In the second to last episode of the season, Fargo experiences an overwhelming drop in quality from episode eight’s twisted and colorful odyssey of violence. “Aporia” continues to unroll Noah Hawley’s endless disappointment in humanity. Yet without the unobtrusive optimism which made the Coens’ Fargo a masterpiece, Hawley’s inhumanity ends up feeling too superficial and trivial. Of course it must be difficult to sustain any sort of vision of that sort over the span of ten episodes, and while Fargo certainly has preserved a unique sense of layout and style in that period of time such a high volume of information, plot and story has stretched most of Fargo’s underlying themes into incoherent garble, from Gloria’s weepy end monologue (“I got this theory, in private, that I don’t actually exist”) to Varga’s progressively confusing moral philosophy (“The problem is not that there is evil in the world. The problem is that there is good. Because otherwise, who would care?”).

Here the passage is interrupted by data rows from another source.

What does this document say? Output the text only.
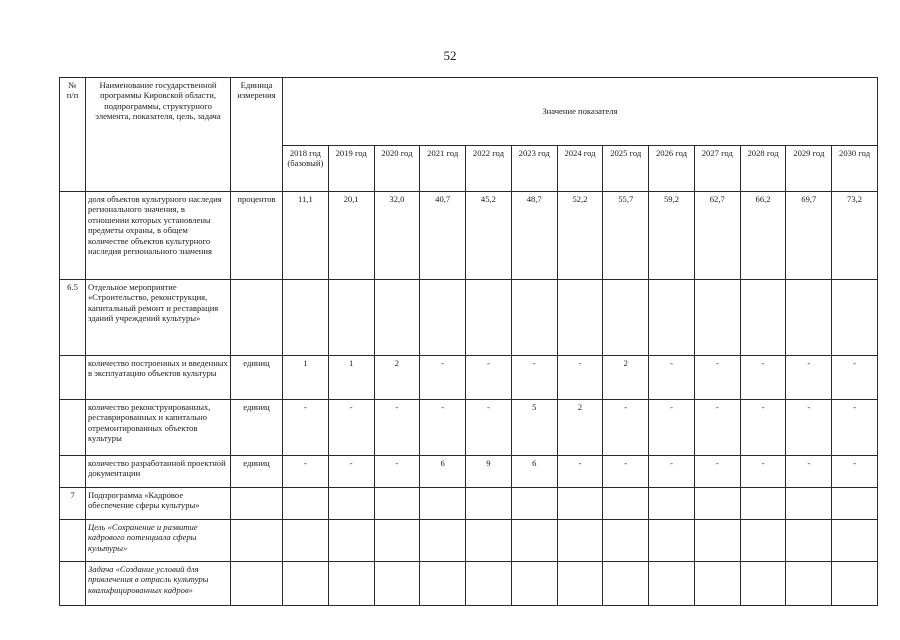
52
№
п/п	Наименование государственной программы Кировской области, подпрограммы, структурного элемента, показателя, цель, задача	Единица измерения	Значение показателя												
			2018 год (базовый)	2019 год	2020 год	2021 год	2022 год	2023 год	2024 год	2025 год	2026 год	2027 год	2028 год	2029 год	2030 год
	доля объектов культурного наследия регионального значения, в отношении которых установлены предметы охраны, в общем количестве объектов культурного наследия регионального значения	процентов	11,1	20,1	32,0	40,7	45,2	48,7	52,2	55,7	59,2	62,7	66,2	69,7	73,2
6.5	Отдельное мероприятие «Строительство, реконструкция, капитальный ремонт и реставрация зданий учреждений культуры»														
	количество построенных и введенных в эксплуатацию объектов культуры	единиц	1	1	2	-	-	-	-	2	-	-	-	-	-
	количество реконструированных, реставрированных и капитально отремонтированных объектов культуры	единиц	-	-	-	-	-	5	2	-	-	-	-	-	-
	количество разработанной проектной документации	единиц	-	-	-	6	9	6	-	-	-	-	-	-	-
7	Подпрограмма «Кадровое обеспечение сферы культуры»														
	Цель «Сохранение и развитие кадрового потенциала сферы культуры»														
	Задача «Создание условий для привлечения в отрасль культуры квалифицированных кадров»														
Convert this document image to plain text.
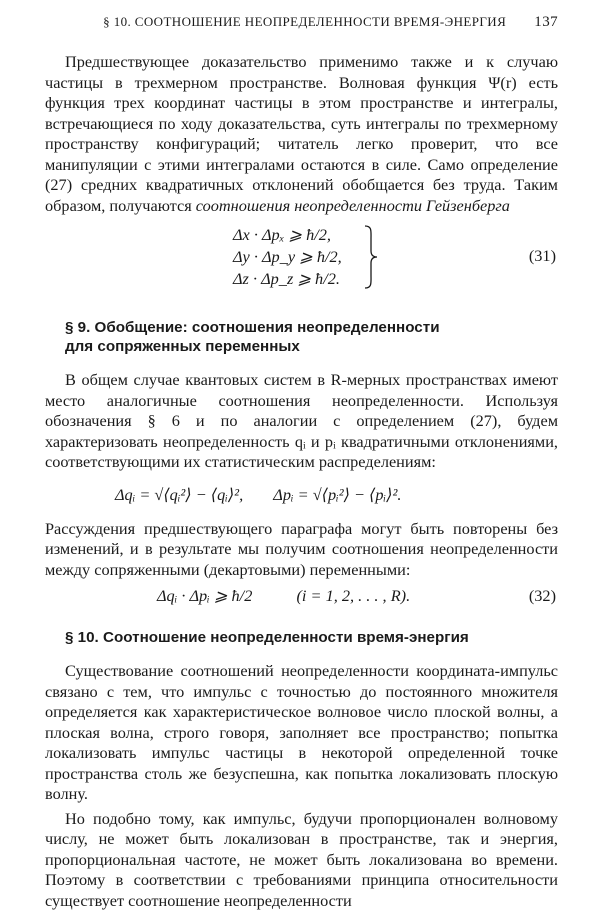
§ 10. СООТНОШЕНИЕ НЕОПРЕДЕЛЕННОСТИ ВРЕМЯ-ЭНЕРГИЯ	137

Предшествующее доказательство применимо также и к случаю частицы в трехмерном пространстве. Волновая функция Ψ(r) есть функция трех координат частицы в этом пространстве и интегралы, встречающиеся по ходу доказательства, суть интегралы по трехмерному пространству конфигураций; читатель легко проверит, что все манипуляции с этими интегралами остаются в силе. Само определение (27) средних квадратичных отклонений обобщается без труда. Таким образом, получаются соотношения неопределенности Гейзенберга

Δx · Δpₓ ⩾ ħ/2,
Δy · Δp_y ⩾ ħ/2,
Δz · Δp_z ⩾ ħ/2.
(31)
§ 9. Обобщение: соотношения неопределенности
для сопряженных переменных

В общем случае квантовых систем в R-мерных пространствах имеют место аналогичные соотношения неопределенности. Используя обозначения § 6 и по аналогии с определением (27), будем характеризовать неопределенность qᵢ и pᵢ квадратичными отклонениями, соответствующими их статистическим распределениям:

Δqᵢ = √⟨qᵢ²⟩ − ⟨qᵢ⟩², Δpᵢ = √⟨pᵢ²⟩ − ⟨pᵢ⟩².

Рассуждения предшествующего параграфа могут быть повторены без изменений, и в результате мы получим соотношения неопределенности между сопряженными (декартовыми) переменными:

Δqᵢ · Δpᵢ ⩾ ħ/2	(i = 1, 2, . . . , R).	(32)
§ 10. Соотношение неопределенности время-энергия

Существование соотношений неопределенности координата-импульс связано с тем, что импульс с точностью до постоянного множителя определяется как характеристическое волновое число плоской волны, а плоская волна, строго говоря, заполняет все пространство; попытка локализовать импульс частицы в некоторой определенной точке пространства столь же безуспешна, как попытка локализовать плоскую волну.

Но подобно тому, как импульс, будучи пропорционален волновому числу, не может быть локализован в пространстве, так и энергия, пропорциональная частоте, не может быть локализована во времени. Поэтому в соответствии с требованиями принципа относительности существует соотношение неопределенности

Picking up where the last episode ends, Emit Stussy sits in an interrogation room waiting to confess his part in his brother’s death. There’s hardly any interrogating in the scene, Emit reveals almost everything about himself and his brother Ray to Gloria, how the latter ended up with the red corvette, how Emit always wanted the stamp the two brothers fought so viciously for. His guilt and self-defeat comes almost as a disappointing anticlimax to Gloria who’d been on his tail the last few episodes making surprise inquiries, provoking the ire of his employer V.M. Varga. Just as the show flirts with depth, however, his interrogation turns out to be a red herring. Varga, already well prepared, successfully pins Emit’s crime on someone else in yet another of the show’s irritating wheel-spinning.
Fargo’s rampant wheel-spinning, however, sometimes cleverly disguises itself as endless, subtle variations on certain themes. The vastly under-appreciated policewoman Gloria is always just inches from nabbing her perp before higher-ups get in the way. The futility of her pursuit strongly alludes to the labors of Sisyphus, eternally fated to roll a boulder up the hill only for it to roll back down upon every attempt. Shrewd as it is, ten episodes is simply too many for this Sysphus-like recurrence to work efficiently. Its endless takes become more akin to repetition. Gloria’s character, established early on as a bumpkin with fierce intellect, has not only failed to stand apart from the first and second season’s Alison Loman and Patrick Wilson, respectively, but has come to embody the monotony and limitations of Noah Hawley’s moralization.
Of course, “Aporia” isn’t all repetition. After a promising redirection for character Nikki Swango in episode eight, writers Noah Hawley and Bob DeLaurentis have also failed to succor this original and encouraging path, relying on cliche and awkward contrivance in a sour attempt to provide Mary Elizabeth Winstead’s dull, straight-faced confidence with more zeal. In a jarring turn of events, Nikki and Mr. Wrench make a vengeful comeback, first assaulting Meemo, Varga’s right-hand man, and stealing his beloved semi-trailer/base-of-operations. Fargo, which fetishizes carefully planned capers, have conveniently failed to nourish us with the ingenious timing and precision of Nikki’s planned assault. Those trivialities aside, one still can’t help but feel confused by episode nine’s muddled direction and unintentional ironies. While episode eight told us a dark and sobering fable on two criminals on a path to redemption, “Aporia” contradicts itself by showering that same ugly criminality with an unironic approval.
While there’s no question that over-direction has always been associated with Noah Hawley’s series, “Aporia” is the first to abuse Fargo’s charming affectation of style-as-substance. The season’s notable use of music, classical or otherwise, has never been more obnoxious than under Kieth Gordon’a inconsistent direction. The ugly mistreatment of a grisly murder in the opening, played ironically against ill-fitted music, imitates the Coen brothers’ edginess without their clever and fascinating ability to purposefully misapply and identify coalescing tones. Or the insufferable use of jazzy fanfare denoting Nikki Swango’s smug victory over Varga, a moment too cheesy to have been conceived by Noah Hawley (though by this point I have my doubts). There’s nothing remotely productive or interesting happening in Fargo’s ninth episode and if “Aporia” tells us anything about the series as a whole, it’s that it’s at least one episode too long.